Unlike the Serious Fraud Office (SFO) and Crown Prosecution Service (CPS), the FCA is unable to offer firms a deferred prosecution agreement (DPA). As a result, there is little scope for settlement in a criminal case. If indicted, a defendant either pleads guilty or stands trial. If convicted, a firm will be fined and may be subject to other ancillary financial orders similar to those that can be imposed in regulatory proceedings. Aside from the conviction itself and any increased publicity, there is therefore little else that the FCA will gain from pursuing a criminal as opposed to a regulatory case. The legal and reputational consequences of a conviction for a firm can, however, be significant and long-lasting.

How then should Mr. Rathi go about addressing these issues?
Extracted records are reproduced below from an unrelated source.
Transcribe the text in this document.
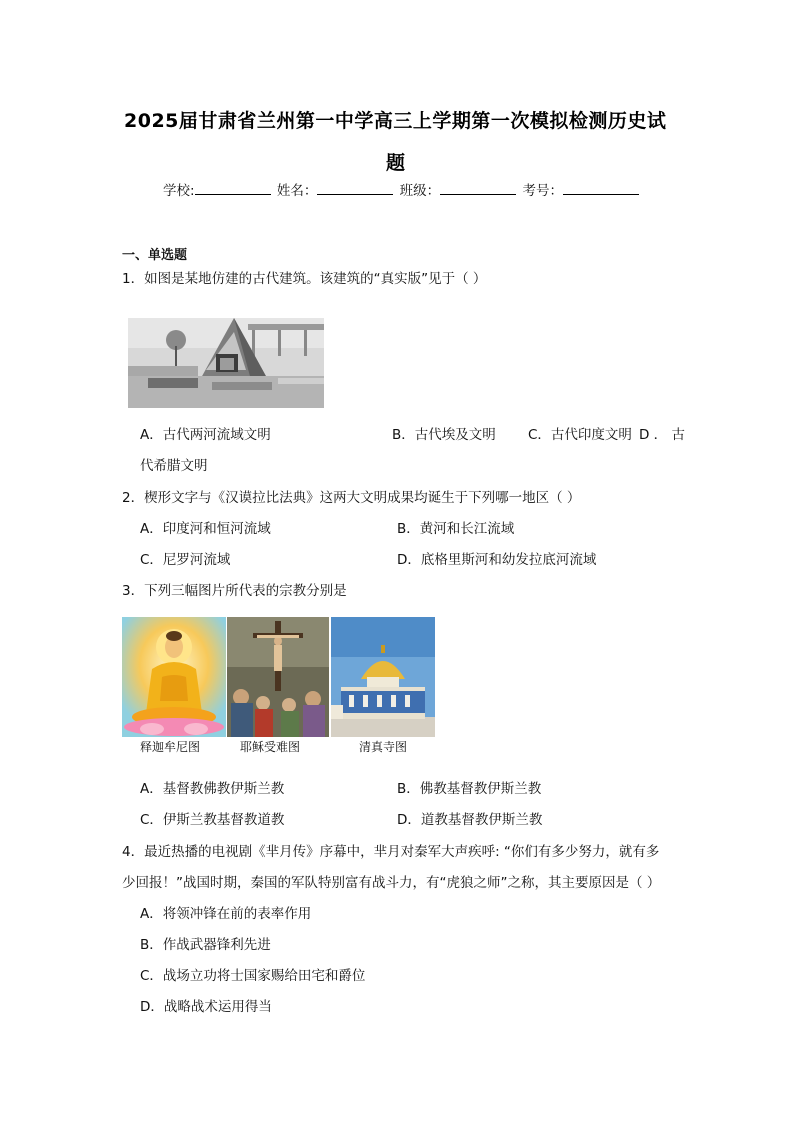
2025届甘肃省兰州第一中学高三上学期第一次模拟检测历史试
题
学校:	姓名：	班级：	考号：
一、单选题
1．如图是某地仿建的古代建筑。该建筑的“真实版”见于（ ）
A．古代两河流域文明	B．古代埃及文明 C．古代印度文明 D ． 古
代希腊文明
2．楔形文字与《汉谟拉比法典》这两大文明成果均诞生于下列哪一地区（ ）
A．印度河和恒河流域	B．黄河和长江流域
C．尼罗河流域	D．底格里斯河和幼发拉底河流域
3．下列三幅图片所代表的宗教分别是
释迦牟尼图	耶稣受难图	清真寺图
A．基督教佛教伊斯兰教	B．佛教基督教伊斯兰教
C．伊斯兰教基督教道教	D．道教基督教伊斯兰教
4．最近热播的电视剧《芈月传》序幕中，芈月对秦军大声疾呼: “你们有多少努力，就有多
少回报！”战国时期，秦国的军队特别富有战斗力，有“虎狼之师”之称，其主要原因是（ ）
A．将领冲锋在前的表率作用
B．作战武器锋利先进
C．战场立功将士国家赐给田宅和爵位
D．战略战术运用得当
First, the FCA needs to set out what it considers its criminal remit to be. The stock response is that it should be limited to those offences for which Parliament has afforded it investigation powers, primarily under the Financial Services and Markets Act 2000. Frequently, however, the FCA prosecutes offences beyond those listed, as it is entitled to do providing such actions accord with its statutory objectives. While the investigation and prosecution of certain offences, such as insider dealing, falls clearly within the FCA's domain, other forms of misconduct that it can investigate using its statutory powers are, to all intents and purposes, frauds that could be handled by the SFO, the National Crime Agency or any U.K. police force. The FCA should set out what factors it will take into account in deciding whether to proceed with a case that could be pursued by others.
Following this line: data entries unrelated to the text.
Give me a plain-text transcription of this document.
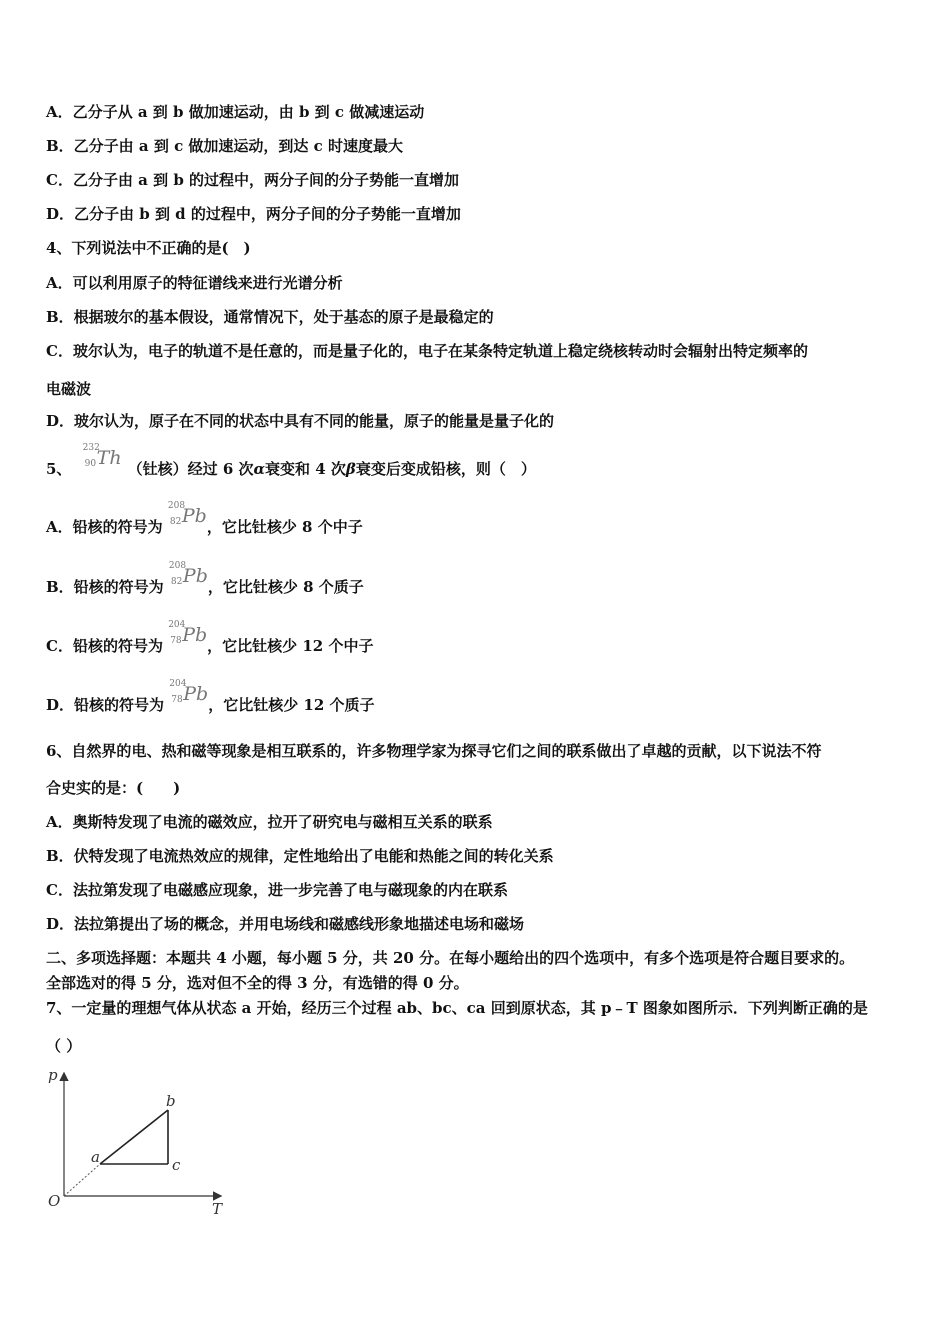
A．乙分子从 a 到 b 做加速运动，由 b 到 c 做减速运动
B．乙分子由 a 到 c 做加速运动，到达 c 时速度最大
C．乙分子由 a 到 b 的过程中，两分子间的分子势能一直增加
D．乙分子由 b 到 d 的过程中，两分子间的分子势能一直增加
4、下列说法中不正确的是(　)
A．可以利用原子的特征谱线来进行光谱分析
B．根据玻尔的基本假设，通常情况下，处于基态的原子是最稳定的
C．玻尔认为，电子的轨道不是任意的，而是量子化的，电子在某条特定轨道上稳定绕核转动时会辐射出特定频率的
电磁波
D．玻尔认为，原子在不同的状态中具有不同的能量，原子的能量是量子化的
5、
232
90 Th （钍核）经过 6 次α衰变和 4 次β衰变后变成铅核，则（　）
A．铅核的符号为
208
82 Pb，它比钍核少 8 个中子
B．铅核的符号为
208
82 Pb，它比钍核少 8 个质子
C．铅核的符号为
204
78 Pb，它比钍核少 12 个中子
D．铅核的符号为
204
78 Pb，它比钍核少 12 个质子
6、自然界的电、热和磁等现象是相互联系的，许多物理学家为探寻它们之间的联系做出了卓越的贡献，以下说法不符
合史实的是：(　　)
A．奥斯特发现了电流的磁效应，拉开了研究电与磁相互关系的联系
B．伏特发现了电流热效应的规律，定性地给出了电能和热能之间的转化关系
C．法拉第发现了电磁感应现象，进一步完善了电与磁现象的内在联系
D．法拉第提出了场的概念，并用电场线和磁感线形象地描述电场和磁场
二、多项选择题：本题共 4 小题，每小题 5 分，共 20 分。在每小题给出的四个选项中，有多个选项是符合题目要求的。
全部选对的得 5 分，选对但不全的得 3 分，有选错的得 0 分。
7、一定量的理想气体从状态 a 开始，经历三个过程 ab、bc、ca 回到原状态，其 p﹣T 图象如图所示．下列判断正确的是
（ ）
p
T
O
a
b
c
Second, having established its remit, it must clearly articulate the circumstances in which it will pursue criminal as opposed to regulatory outcomes. If criminal charges are only to be brought in the most egregious cases, as Mr. Steward has suggested, the FCA should set out the factors it will take into account when making such an assessment. It should also give serious thought as to whether it is desirable, or indeed appropriate, to commence criminal investigations against individuals and firms merely because there are "circumstances suggesting" that a criminal offence may have been committed when the public interest is likely to be best served by securing an alternative outcome. Being subject to an investigation at all, let alone a criminal investigation, can have long-lasting consequences even if no further action is taken, particularly for those operating in the regulated sector.
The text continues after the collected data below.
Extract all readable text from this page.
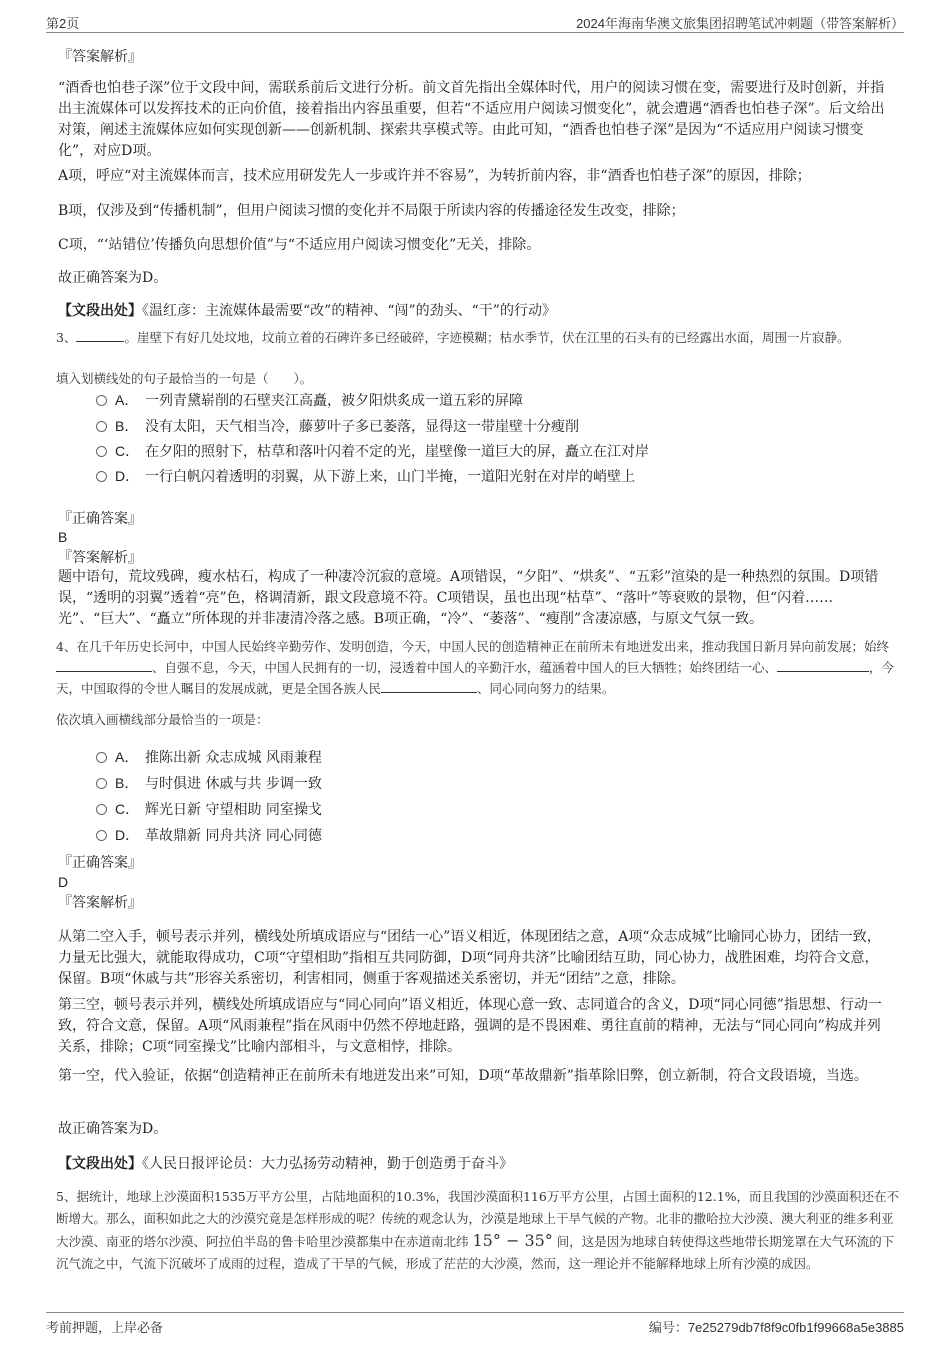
第2页	2024年海南华澳文旅集团招聘笔试冲刺题（带答案解析）

『答案解析』

“酒香也怕巷子深”位于文段中间，需联系前后文进行分析。前文首先指出全媒体时代，用户的阅读习惯在变，需要进行及时创新，并指出主流媒体可以发挥技术的正向价值，接着指出内容虽重要，但若“不适应用户阅读习惯变化”，就会遭遇“酒香也怕巷子深”。后文给出对策，阐述主流媒体应如何实现创新——创新机制、探索共享模式等。由此可知，“酒香也怕巷子深”是因为“不适应用户阅读习惯变化”，对应D项。

A项，呼应“对主流媒体而言，技术应用研发先人一步或许并不容易”，为转折前内容，非“酒香也怕巷子深”的原因，排除；

B项，仅涉及到“传播机制”，但用户阅读习惯的变化并不局限于所读内容的传播途径发生改变，排除；

C项，“‘站错位’传播负向思想价值”与“不适应用户阅读习惯变化”无关，排除。

故正确答案为D。

【文段出处】《温红彦：主流媒体最需要“改”的精神、“闯”的劲头、“干”的行动》

3、	。崖壁下有好几处坟地，坟前立着的石碑许多已经破碎，字迹模糊；枯水季节，伏在江里的石头有的已经露出水面，周围一片寂静。

填入划横线处的句子最恰当的一句是（　　）。

A． 一列青黛崭削的石壁夹江高矗，被夕阳烘炙成一道五彩的屏障
B． 没有太阳，天气相当冷，藤萝叶子多已萎落，显得这一带崖壁十分瘦削
C． 在夕阳的照射下，枯草和落叶闪着不定的光，崖壁像一道巨大的屏，矗立在江对岸
D． 一行白帆闪着透明的羽翼，从下游上来，山门半掩，一道阳光射在对岸的峭壁上

『正确答案』

B

『答案解析』

题中语句，荒坟残碑，瘦水枯石，构成了一种凄冷沉寂的意境。A项错误，“夕阳”、“烘炙”、“五彩”渲染的是一种热烈的氛围。D项错误，“透明的羽翼”透着“亮”色，格调清新，跟文段意境不符。C项错误，虽也出现“枯草”、“落叶”等衰败的景物，但“闪着……光”、“巨大”、“矗立”所体现的并非凄清冷落之感。B项正确，“冷”、“萎落”、“瘦削”含凄凉感，与原文气氛一致。

4、在几千年历史长河中，中国人民始终辛勤劳作、发明创造，今天，中国人民的创造精神正在前所未有地迸发出来，推动我国日新月异向前发展；始终、自强不息，今天，中国人民拥有的一切，浸透着中国人的辛勤汗水，蕴涵着中国人的巨大牺牲；始终团结一心、	，今天，中国取得的令世人瞩目的发展成就，更是全国各族人民	、同心同向努力的结果。

依次填入画横线部分最恰当的一项是：

A． 推陈出新 众志成城 风雨兼程
B． 与时俱进 休戚与共 步调一致
C． 辉光日新 守望相助 同室操戈
D． 革故鼎新 同舟共济 同心同德

『正确答案』

D

『答案解析』

从第二空入手，顿号表示并列，横线处所填成语应与“团结一心”语义相近，体现团结之意，A项“众志成城”比喻同心协力，团结一致，力量无比强大，就能取得成功，C项“守望相助”指相互共同防御，D项“同舟共济”比喻团结互助，同心协力，战胜困难，均符合文意，保留。B项“休戚与共”形容关系密切，利害相同，侧重于客观描述关系密切，并无“团结”之意，排除。

第三空，顿号表示并列，横线处所填成语应与“同心同向”语义相近，体现心意一致、志同道合的含义，D项“同心同德”指思想、行动一致，符合文意，保留。A项“风雨兼程”指在风雨中仍然不停地赶路，强调的是不畏困难、勇往直前的精神，无法与“同心同向”构成并列关系，排除；C项“同室操戈”比喻内部相斗，与文意相悖，排除。

第一空，代入验证，依据“创造精神正在前所未有地迸发出来”可知，D项“革故鼎新”指革除旧弊，创立新制，符合文段语境，当选。

故正确答案为D。

【文段出处】《人民日报评论员：大力弘扬劳动精神，勤于创造勇于奋斗》

5、据统计，地球上沙漠面积1535万平方公里，占陆地面积的10.3%，我国沙漠面积116万平方公里，占国土面积的12.1%，而且我国的沙漠面积还在不断增大。那么，面积如此之大的沙漠究竟是怎样形成的呢？传统的观念认为，沙漠是地球上干旱气候的产物。北非的撒哈拉大沙漠、澳大利亚的维多利亚大沙漠、南亚的塔尔沙漠、阿拉伯半岛的鲁卡哈里沙漠都集中在赤道南北纬 15° − 35° 间，这是因为地球自转使得这些地带长期笼罩在大气环流的下沉气流之中，气流下沉破坏了成雨的过程，造成了干旱的气候，形成了茫茫的大沙漠，然而，这一理论并不能解释地球上所有沙漠的成因。

考前押题，上岸必备	编号：7e25279db7f8f9c0fb1f99668a5e3885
Finally, the FCA must ensure that it has the powers and resources it needs to deal with criminal cases falling within its remit. For example, if the FCA remains serious about pursuing criminal investigations against firms, there is no logical reason why it should not have the power to enter into DPAs, particularly as many of the offences for which a DPA may be sought can be investigated by the FCA. The regulator could refer a suitable case to the CPS, but why would a body which has spent years developing its criminal capabilities want to do so?

Like his predecessor, Andrew Bailey, Mr. Rathi is not an "enforcer" by background but as a former senior Treasury official, he will fully understand the politics that are at play and the need for the FCA to deliver proportionate outcomes in a timely manner. No enforcement authority can do all that is asked of it. It may be time for Mr. Rathi to adopt some ruthless pragmatism in order to re-shape the FCA's enforcement policy.